Donegal's Neil McGee talks of thoughts for exiled Kevin Cassidy

Donegal full-back Neil McGee has admitted that he thinks about exiled Gweedore club-mate Kevin Cassidy "after every game".

Cassidy has missed this year's run to Sunday's All-Ireland Final against Mayo after comments he made in a book upset Donegal boss Jim McGuinness.

Cassidy's candour led to him being dropped from the squad by the manager.

"I always think about him after every game. I've been used to him and he's been there from the start," said McGee.

"But it's out of our hands now and we just have to move on.

"He's still a good friend of ours and it will be the same way after the game (All-Ireland Final)."

Cassidy, like McGee, won an All Star award in 2011 along with a third Donegal player, Karl Lacey.

McGee admits that he has thought about the prospect of himself and his team-mate brother Eamon becoming the first Gweedore men to bring the Sam Maguire Cup to their home parish.

"It would be massive.
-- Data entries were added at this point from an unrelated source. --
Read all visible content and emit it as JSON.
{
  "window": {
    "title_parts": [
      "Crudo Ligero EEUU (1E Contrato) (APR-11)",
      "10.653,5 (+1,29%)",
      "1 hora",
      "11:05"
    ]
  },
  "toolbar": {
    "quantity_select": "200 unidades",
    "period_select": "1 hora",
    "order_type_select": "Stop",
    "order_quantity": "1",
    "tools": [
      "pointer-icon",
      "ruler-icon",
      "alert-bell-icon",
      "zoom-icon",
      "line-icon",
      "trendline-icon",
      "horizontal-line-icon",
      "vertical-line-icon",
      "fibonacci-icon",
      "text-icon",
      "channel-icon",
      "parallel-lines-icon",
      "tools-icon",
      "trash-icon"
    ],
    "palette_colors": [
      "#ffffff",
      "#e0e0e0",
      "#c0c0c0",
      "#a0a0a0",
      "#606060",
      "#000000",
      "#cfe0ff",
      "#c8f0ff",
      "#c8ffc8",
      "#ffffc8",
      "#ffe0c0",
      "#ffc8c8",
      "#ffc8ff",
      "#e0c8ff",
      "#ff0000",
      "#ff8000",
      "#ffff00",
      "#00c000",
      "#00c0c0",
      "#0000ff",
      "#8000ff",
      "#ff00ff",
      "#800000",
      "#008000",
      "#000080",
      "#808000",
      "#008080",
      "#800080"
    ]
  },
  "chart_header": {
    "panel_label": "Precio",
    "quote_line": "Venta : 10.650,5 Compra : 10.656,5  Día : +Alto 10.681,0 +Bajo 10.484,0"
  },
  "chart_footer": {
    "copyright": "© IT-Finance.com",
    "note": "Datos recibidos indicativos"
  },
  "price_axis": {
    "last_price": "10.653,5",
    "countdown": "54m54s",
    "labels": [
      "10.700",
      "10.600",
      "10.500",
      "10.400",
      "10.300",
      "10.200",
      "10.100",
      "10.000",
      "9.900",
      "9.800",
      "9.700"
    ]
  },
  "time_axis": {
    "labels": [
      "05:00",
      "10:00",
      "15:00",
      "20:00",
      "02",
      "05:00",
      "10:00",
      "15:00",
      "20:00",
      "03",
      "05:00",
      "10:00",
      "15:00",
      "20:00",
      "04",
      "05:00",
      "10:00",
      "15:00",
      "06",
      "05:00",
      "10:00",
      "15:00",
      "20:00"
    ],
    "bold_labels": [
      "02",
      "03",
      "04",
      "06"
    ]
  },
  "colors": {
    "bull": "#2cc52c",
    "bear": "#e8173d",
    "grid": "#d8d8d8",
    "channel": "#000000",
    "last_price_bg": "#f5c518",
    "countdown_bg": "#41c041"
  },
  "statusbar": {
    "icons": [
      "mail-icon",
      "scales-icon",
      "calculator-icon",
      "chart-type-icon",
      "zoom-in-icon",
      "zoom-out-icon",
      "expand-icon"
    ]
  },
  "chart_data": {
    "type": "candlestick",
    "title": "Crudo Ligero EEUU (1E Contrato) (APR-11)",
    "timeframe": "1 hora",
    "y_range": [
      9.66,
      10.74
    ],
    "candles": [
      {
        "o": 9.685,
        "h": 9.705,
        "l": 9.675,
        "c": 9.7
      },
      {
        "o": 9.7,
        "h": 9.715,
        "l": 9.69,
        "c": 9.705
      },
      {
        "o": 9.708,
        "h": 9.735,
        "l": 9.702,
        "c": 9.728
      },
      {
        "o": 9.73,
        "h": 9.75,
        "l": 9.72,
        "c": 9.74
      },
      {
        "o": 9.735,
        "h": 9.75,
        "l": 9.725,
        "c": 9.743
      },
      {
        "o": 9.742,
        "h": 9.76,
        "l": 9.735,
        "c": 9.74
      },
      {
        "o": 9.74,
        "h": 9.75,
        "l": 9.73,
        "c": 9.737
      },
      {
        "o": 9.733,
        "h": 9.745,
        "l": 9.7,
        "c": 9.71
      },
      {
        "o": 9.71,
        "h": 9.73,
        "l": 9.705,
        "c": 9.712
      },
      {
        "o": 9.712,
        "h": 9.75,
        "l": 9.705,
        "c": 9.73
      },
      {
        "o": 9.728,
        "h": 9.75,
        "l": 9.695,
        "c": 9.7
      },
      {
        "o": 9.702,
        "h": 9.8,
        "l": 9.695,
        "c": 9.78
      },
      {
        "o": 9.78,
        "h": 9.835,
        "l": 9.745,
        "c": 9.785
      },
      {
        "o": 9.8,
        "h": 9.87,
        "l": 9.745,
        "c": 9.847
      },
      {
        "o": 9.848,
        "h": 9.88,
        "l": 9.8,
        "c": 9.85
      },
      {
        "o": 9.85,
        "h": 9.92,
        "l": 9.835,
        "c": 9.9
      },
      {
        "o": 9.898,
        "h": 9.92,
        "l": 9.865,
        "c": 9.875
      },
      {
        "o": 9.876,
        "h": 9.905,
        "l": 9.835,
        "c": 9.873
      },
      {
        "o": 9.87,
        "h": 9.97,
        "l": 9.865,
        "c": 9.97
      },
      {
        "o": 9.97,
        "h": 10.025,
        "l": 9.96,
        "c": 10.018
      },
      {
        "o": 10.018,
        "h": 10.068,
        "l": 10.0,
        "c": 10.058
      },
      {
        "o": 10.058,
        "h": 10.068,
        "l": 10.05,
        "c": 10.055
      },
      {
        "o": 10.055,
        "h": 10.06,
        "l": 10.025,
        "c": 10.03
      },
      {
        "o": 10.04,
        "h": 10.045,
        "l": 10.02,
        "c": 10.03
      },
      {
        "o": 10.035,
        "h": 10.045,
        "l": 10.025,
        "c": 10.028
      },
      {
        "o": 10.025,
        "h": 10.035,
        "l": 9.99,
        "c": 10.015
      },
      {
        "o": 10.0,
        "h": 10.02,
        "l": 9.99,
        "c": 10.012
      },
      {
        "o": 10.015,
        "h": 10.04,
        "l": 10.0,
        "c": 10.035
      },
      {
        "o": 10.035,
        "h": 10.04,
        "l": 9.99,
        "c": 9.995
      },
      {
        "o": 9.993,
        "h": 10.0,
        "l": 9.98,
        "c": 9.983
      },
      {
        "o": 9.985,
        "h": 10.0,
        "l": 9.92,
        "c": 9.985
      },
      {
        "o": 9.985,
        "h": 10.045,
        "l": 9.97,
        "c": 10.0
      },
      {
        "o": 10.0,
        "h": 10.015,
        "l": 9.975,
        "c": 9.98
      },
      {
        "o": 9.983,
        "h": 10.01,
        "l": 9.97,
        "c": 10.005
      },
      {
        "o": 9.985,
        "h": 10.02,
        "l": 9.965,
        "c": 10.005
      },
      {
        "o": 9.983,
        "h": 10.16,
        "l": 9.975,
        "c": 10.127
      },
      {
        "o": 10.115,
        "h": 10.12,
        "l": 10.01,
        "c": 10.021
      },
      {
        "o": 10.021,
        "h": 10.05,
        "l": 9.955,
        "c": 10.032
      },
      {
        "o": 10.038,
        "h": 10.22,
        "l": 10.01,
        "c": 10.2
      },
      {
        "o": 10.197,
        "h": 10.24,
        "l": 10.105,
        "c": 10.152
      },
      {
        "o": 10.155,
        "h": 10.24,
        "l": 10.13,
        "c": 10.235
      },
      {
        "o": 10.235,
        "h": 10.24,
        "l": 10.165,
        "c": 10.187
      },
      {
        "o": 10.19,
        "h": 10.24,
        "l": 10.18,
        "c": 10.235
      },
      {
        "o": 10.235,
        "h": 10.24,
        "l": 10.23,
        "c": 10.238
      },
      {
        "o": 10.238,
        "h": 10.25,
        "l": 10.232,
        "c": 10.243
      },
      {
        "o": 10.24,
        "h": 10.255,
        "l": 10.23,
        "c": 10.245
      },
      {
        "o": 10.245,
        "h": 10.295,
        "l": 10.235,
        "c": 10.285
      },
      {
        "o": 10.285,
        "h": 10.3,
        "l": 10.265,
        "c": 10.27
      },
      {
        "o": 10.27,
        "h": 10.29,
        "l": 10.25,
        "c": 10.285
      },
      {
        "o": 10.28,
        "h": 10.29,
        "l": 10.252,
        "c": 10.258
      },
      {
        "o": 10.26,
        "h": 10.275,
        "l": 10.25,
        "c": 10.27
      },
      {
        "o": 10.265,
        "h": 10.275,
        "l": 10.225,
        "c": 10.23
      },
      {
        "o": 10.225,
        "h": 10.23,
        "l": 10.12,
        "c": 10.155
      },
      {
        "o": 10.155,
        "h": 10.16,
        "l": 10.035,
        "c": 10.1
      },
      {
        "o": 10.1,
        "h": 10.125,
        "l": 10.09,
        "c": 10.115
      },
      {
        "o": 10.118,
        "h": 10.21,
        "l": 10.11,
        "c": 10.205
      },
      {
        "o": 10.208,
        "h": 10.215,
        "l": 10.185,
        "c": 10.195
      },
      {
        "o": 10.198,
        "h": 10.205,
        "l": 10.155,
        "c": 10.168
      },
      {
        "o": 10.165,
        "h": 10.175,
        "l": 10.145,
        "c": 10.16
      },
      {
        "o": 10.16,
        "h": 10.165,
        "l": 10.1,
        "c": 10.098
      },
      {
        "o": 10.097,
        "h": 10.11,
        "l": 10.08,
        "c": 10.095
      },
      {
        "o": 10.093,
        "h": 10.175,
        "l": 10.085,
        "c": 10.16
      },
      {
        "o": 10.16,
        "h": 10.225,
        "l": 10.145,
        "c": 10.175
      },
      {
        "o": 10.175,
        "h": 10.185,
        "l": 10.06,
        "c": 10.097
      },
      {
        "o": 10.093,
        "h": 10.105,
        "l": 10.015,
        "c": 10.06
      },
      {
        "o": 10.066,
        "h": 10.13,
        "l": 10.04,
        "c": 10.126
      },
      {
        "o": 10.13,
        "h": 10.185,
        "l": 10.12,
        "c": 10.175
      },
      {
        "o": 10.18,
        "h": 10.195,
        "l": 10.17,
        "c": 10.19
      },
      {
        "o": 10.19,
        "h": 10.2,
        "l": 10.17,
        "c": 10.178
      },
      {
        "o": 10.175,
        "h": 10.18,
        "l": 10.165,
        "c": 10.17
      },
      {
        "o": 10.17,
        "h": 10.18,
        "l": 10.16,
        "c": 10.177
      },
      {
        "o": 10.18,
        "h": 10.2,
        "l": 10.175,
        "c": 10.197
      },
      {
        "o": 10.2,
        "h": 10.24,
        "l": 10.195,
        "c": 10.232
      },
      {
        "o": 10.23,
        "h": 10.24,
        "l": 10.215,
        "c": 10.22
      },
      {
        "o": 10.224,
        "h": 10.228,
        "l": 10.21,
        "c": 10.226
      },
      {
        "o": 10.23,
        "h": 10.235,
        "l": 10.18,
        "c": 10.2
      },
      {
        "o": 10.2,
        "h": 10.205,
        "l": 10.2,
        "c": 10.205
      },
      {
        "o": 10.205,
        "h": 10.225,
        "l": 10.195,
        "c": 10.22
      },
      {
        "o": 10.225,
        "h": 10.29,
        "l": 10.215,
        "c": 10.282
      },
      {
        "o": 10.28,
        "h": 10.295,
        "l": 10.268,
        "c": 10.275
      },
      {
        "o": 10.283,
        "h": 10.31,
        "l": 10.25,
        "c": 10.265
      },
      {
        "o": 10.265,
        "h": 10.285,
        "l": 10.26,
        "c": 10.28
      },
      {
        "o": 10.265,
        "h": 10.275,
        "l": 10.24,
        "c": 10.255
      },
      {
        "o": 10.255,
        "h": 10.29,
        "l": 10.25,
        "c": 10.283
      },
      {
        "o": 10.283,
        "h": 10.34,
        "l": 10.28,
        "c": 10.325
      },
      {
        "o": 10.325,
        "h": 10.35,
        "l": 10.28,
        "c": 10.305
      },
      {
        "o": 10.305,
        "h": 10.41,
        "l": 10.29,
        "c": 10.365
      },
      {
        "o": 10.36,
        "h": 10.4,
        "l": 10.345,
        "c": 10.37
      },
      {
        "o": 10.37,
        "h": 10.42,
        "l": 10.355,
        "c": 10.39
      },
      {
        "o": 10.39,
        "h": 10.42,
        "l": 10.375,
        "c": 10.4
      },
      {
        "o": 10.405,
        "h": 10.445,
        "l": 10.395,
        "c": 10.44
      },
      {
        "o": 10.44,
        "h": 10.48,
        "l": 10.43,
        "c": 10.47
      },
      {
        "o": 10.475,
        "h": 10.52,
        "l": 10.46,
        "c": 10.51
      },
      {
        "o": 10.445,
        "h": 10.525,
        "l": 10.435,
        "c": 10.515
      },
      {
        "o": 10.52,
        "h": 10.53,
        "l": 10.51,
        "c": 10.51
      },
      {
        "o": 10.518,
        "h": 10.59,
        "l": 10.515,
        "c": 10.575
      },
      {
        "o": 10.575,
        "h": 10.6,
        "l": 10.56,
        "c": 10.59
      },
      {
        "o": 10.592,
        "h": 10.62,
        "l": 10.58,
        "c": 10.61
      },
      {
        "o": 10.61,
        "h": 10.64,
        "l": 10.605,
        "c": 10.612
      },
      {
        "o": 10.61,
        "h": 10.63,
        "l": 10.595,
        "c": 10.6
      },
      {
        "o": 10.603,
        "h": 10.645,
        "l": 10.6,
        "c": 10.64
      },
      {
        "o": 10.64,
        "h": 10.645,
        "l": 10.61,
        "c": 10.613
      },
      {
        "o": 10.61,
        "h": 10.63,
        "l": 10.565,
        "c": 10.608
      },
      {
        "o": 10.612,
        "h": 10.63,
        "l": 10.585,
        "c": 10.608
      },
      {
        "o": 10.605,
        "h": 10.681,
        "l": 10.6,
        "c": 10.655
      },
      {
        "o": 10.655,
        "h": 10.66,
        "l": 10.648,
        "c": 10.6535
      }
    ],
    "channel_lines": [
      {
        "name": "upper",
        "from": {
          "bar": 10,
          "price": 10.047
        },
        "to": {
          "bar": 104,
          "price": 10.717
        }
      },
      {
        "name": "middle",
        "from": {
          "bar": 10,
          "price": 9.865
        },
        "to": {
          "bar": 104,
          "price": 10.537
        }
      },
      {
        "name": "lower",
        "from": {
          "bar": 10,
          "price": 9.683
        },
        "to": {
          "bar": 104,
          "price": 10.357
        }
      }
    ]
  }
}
A dream come true after all the good players that have come out of the parish.

"In 1992, there was no-one from the parish, or anywhere near the parish on the panel."

McGee was six years old when Brian McEniff's side triumphed in the 1992 decider but has "very little memory" of the win.

"We were watching it on a couch. I think we were fighting (Neil and Eamon) halfway through the game," jokes the Gweedore man.

Twenty years on, the McGee brothers will be giving much more concentration to the All-Ireland decider.

Off the field, full-back Neil cuts a laidback figure and it's no surprise that he appears unruffled by all the fuss going on around him in Gweedore and elsewhere in Donegal this week.

"We'll probably go in as favourites but it won't make much difference to us going in as favourites or underdogs.

"We were favourites all year through Ulster and then underdogs going to Croke Park (against Kerry and Cork) so it's nothing we haven't experienced throughout the year.

"There's no point getting too worked up about anything. We know we'll have the work done. It's just a matter of doing it on the day."